ENBIS-20 Online Conference

28 September – 1 October 2020; Online

Invited Plenary Session: Allison Jones-Farmer on 'Personalized Monitoring: Applying Classical Tools to New Data'

30 September 2020, 16:15 – 17:00



 L. Allison Jones-Farmer, PhD, Van Andel Professor of Business Analytics at Miami University, USA


Industrial statisticians played an important role in the success of the Industrial Revolution. The analytical methods developed in our field have been used to leverage data from machines and workers to improve processes, safety, and products for nearly 100 years. We are now in the midst of the Information Age, and the data revolution brings the challenges and opportunities of our time. Our success in the data revolution rests in our ability to leverage the new scale, scope, and type of data to improve processes, safety, products, health, and services. We have tremendous opportunities and tremendous challenges. An important opportunity for our field is to leverage data that emerges from sensors. Many low-cost, multifunction, wearable devices have been developed. The data from these devices have been used, for example, in recreational, health, productivity, and safety monitoring. This type of data is high frequency, noisy, and follows specific periodic patterns that depend on what is being monitored and the context of the monitoring. In this talk, we will explore the challenges associated with monitoring gait patterns using data from low-cost wearable Inertial Measurement Units (IMUs). The goal of the analysis is to understand how changes in gait patterns relate to fatigue with the end goal of automatically detecting fatigue in an industrial setting. Although many have used sensor data for gait analysis, most treat this as a classification problem, using either statistical or machine learning methods for binary classification. The classification approaches are generally supervised and require a large number of participants with labeled cases of non-fatigued and fatigued periods.

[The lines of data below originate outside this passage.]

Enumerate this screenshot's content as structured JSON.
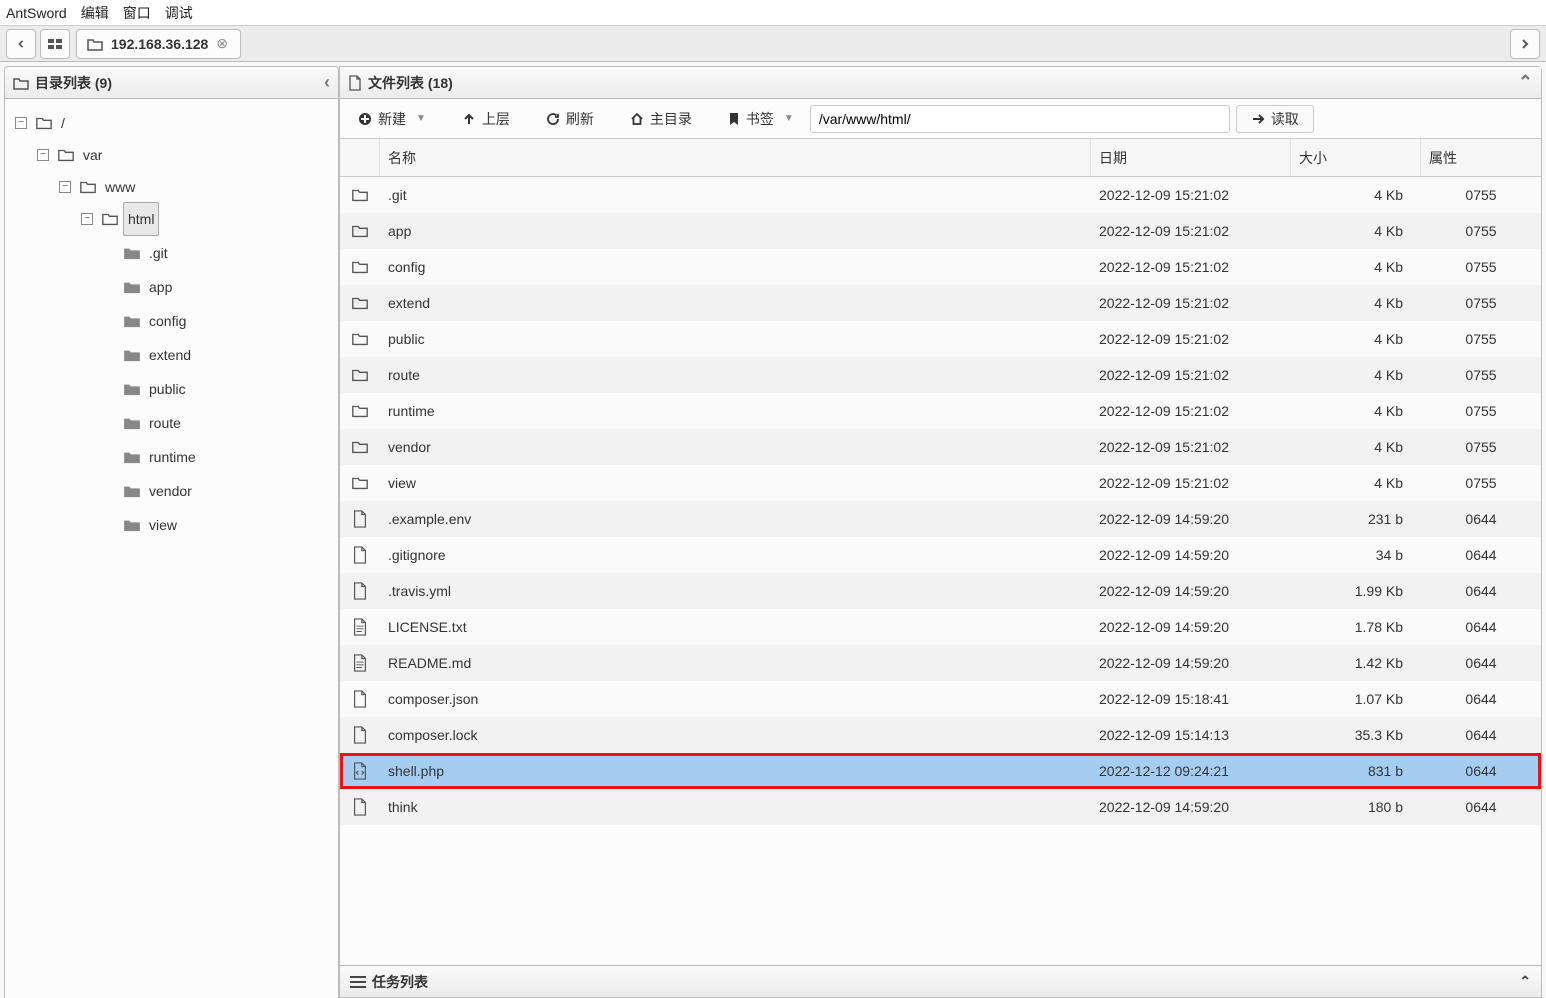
{
  "menu": {
    "app": "AntSword",
    "edit": "编辑",
    "window": "窗口",
    "debug": "调试"
  },
  "tabs": {
    "ip_label": "192.168.36.128"
  },
  "sidebar": {
    "title": "目录列表 (9)",
    "tree": {
      "root": {
        "label": "/",
        "toggle": "−"
      },
      "var": {
        "label": "var",
        "toggle": "−"
      },
      "www": {
        "label": "www",
        "toggle": "−"
      },
      "html": {
        "label": "html",
        "toggle": "−",
        "selected": true
      },
      "children": [
        {
          "label": ".git"
        },
        {
          "label": "app"
        },
        {
          "label": "config"
        },
        {
          "label": "extend"
        },
        {
          "label": "public"
        },
        {
          "label": "route"
        },
        {
          "label": "runtime"
        },
        {
          "label": "vendor"
        },
        {
          "label": "view"
        }
      ]
    }
  },
  "main": {
    "header_title": "文件列表 (18)",
    "toolbar": {
      "new": "新建",
      "up": "上层",
      "refresh": "刷新",
      "home": "主目录",
      "bookmark": "书签",
      "path": "/var/www/html/",
      "read": "读取"
    },
    "columns": {
      "name": "名称",
      "date": "日期",
      "size": "大小",
      "perm": "属性"
    },
    "rows": [
      {
        "icon": "folder",
        "name": ".git",
        "date": "2022-12-09 15:21:02",
        "size": "4 Kb",
        "perm": "0755"
      },
      {
        "icon": "folder",
        "name": "app",
        "date": "2022-12-09 15:21:02",
        "size": "4 Kb",
        "perm": "0755"
      },
      {
        "icon": "folder",
        "name": "config",
        "date": "2022-12-09 15:21:02",
        "size": "4 Kb",
        "perm": "0755"
      },
      {
        "icon": "folder",
        "name": "extend",
        "date": "2022-12-09 15:21:02",
        "size": "4 Kb",
        "perm": "0755"
      },
      {
        "icon": "folder",
        "name": "public",
        "date": "2022-12-09 15:21:02",
        "size": "4 Kb",
        "perm": "0755"
      },
      {
        "icon": "folder",
        "name": "route",
        "date": "2022-12-09 15:21:02",
        "size": "4 Kb",
        "perm": "0755"
      },
      {
        "icon": "folder",
        "name": "runtime",
        "date": "2022-12-09 15:21:02",
        "size": "4 Kb",
        "perm": "0755"
      },
      {
        "icon": "folder",
        "name": "vendor",
        "date": "2022-12-09 15:21:02",
        "size": "4 Kb",
        "perm": "0755"
      },
      {
        "icon": "folder",
        "name": "view",
        "date": "2022-12-09 15:21:02",
        "size": "4 Kb",
        "perm": "0755"
      },
      {
        "icon": "file",
        "name": ".example.env",
        "date": "2022-12-09 14:59:20",
        "size": "231 b",
        "perm": "0644"
      },
      {
        "icon": "file",
        "name": ".gitignore",
        "date": "2022-12-09 14:59:20",
        "size": "34 b",
        "perm": "0644"
      },
      {
        "icon": "file",
        "name": ".travis.yml",
        "date": "2022-12-09 14:59:20",
        "size": "1.99 Kb",
        "perm": "0644"
      },
      {
        "icon": "text",
        "name": "LICENSE.txt",
        "date": "2022-12-09 14:59:20",
        "size": "1.78 Kb",
        "perm": "0644"
      },
      {
        "icon": "text",
        "name": "README.md",
        "date": "2022-12-09 14:59:20",
        "size": "1.42 Kb",
        "perm": "0644"
      },
      {
        "icon": "file",
        "name": "composer.json",
        "date": "2022-12-09 15:18:41",
        "size": "1.07 Kb",
        "perm": "0644"
      },
      {
        "icon": "file",
        "name": "composer.lock",
        "date": "2022-12-09 15:14:13",
        "size": "35.3 Kb",
        "perm": "0644"
      },
      {
        "icon": "code",
        "name": "shell.php",
        "date": "2022-12-12 09:24:21",
        "size": "831 b",
        "perm": "0644",
        "selected": true,
        "highlight": true
      },
      {
        "icon": "file",
        "name": "think",
        "date": "2022-12-09 14:59:20",
        "size": "180 b",
        "perm": "0644"
      }
    ]
  },
  "footer": {
    "title": "任务列表"
  }
}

Our research team approached this differently by developing personalized monitoring schemes for each individual. Several univariate, multivariate and profile statistical process monitoring methods were explored. The team developed personalized monitoring frameworks based on modifications of classical univariate and multivariate control chart methods and supplemented these frameworks with straightforward diagnostic information. Although it is intuitively appealing, using the classical methods on this new data brings new and unexpected challenges. With these challenges come many opportunities for improved methodology and research in process monitoring related to sensor data. This talk is based on joint work with Saeb Ragani Lamooki, Fadel M. Megahed, Jiyeon Kang, and Lora A. Cavuoto.

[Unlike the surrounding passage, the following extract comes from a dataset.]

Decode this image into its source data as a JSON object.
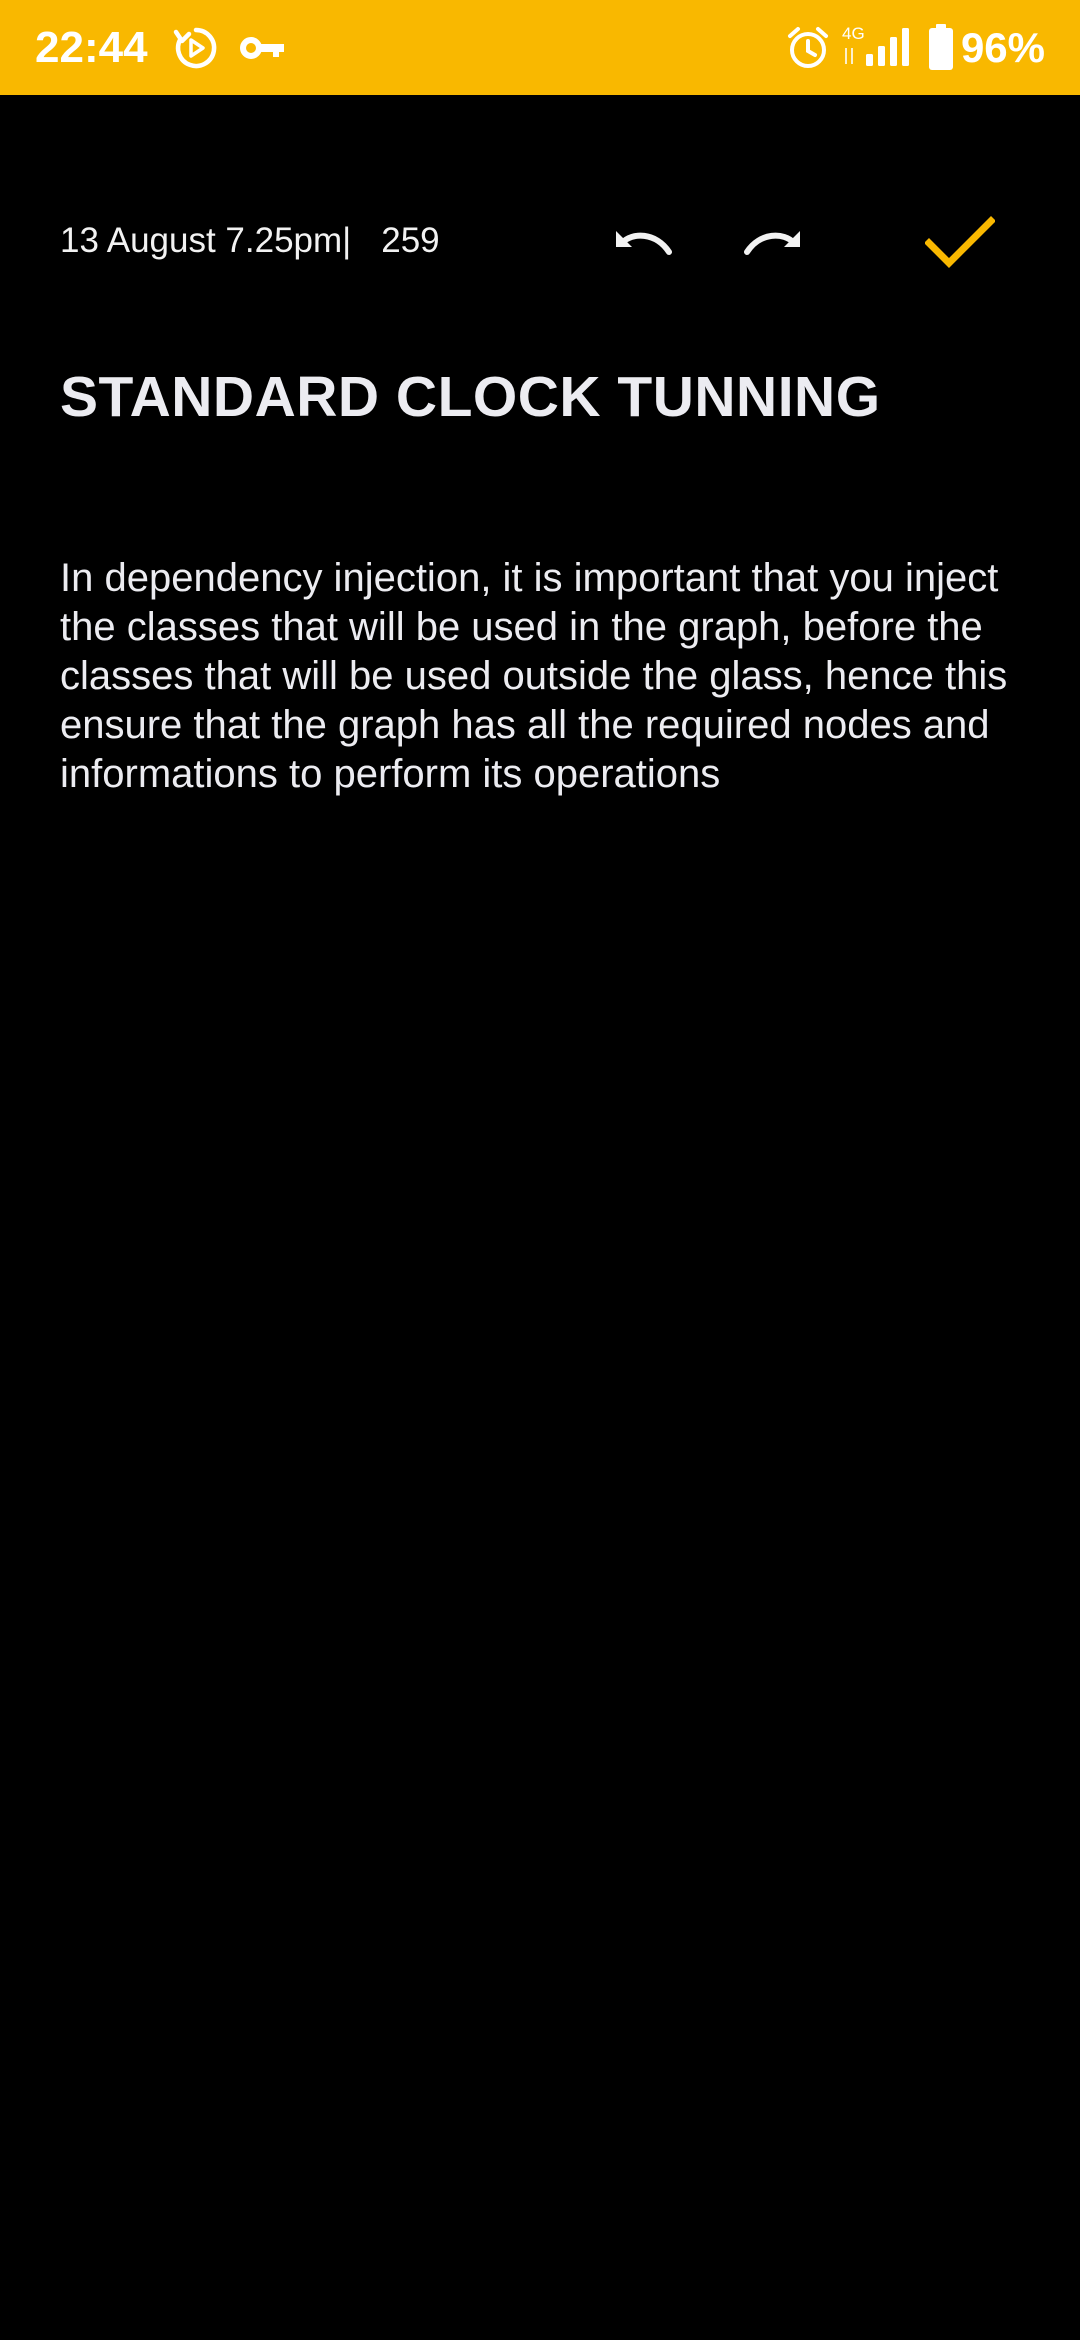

Allison Jones-Farmer is the Van Andel Professor of Business Analytics at Miami University in Oxford, Ohio. Her research focuses on developing practical methods for analyzing data in industrial and business settings. She is on the editorial review board of Journal of Quality Technology and Quality Engineering.  She is a current section editor for Journal of Quality Technology and a former Associate editor for Technometrics.  In addition to her research in industrial analytics, Allison enjoys helping organizations improve their analytics capability, developing innovative curricula, and teaching data science.  Prior to joining Miami University, Allison was a Professor of Statistics and Analytics at Auburn University where she held the C&E Smith chair.  She received a B.S. in Mathematics from Birmingham-Southern College, an M.S. in Applied Statistics from the University of Alabama, and a Ph.D. in Applied Statistics from the University of Alabama.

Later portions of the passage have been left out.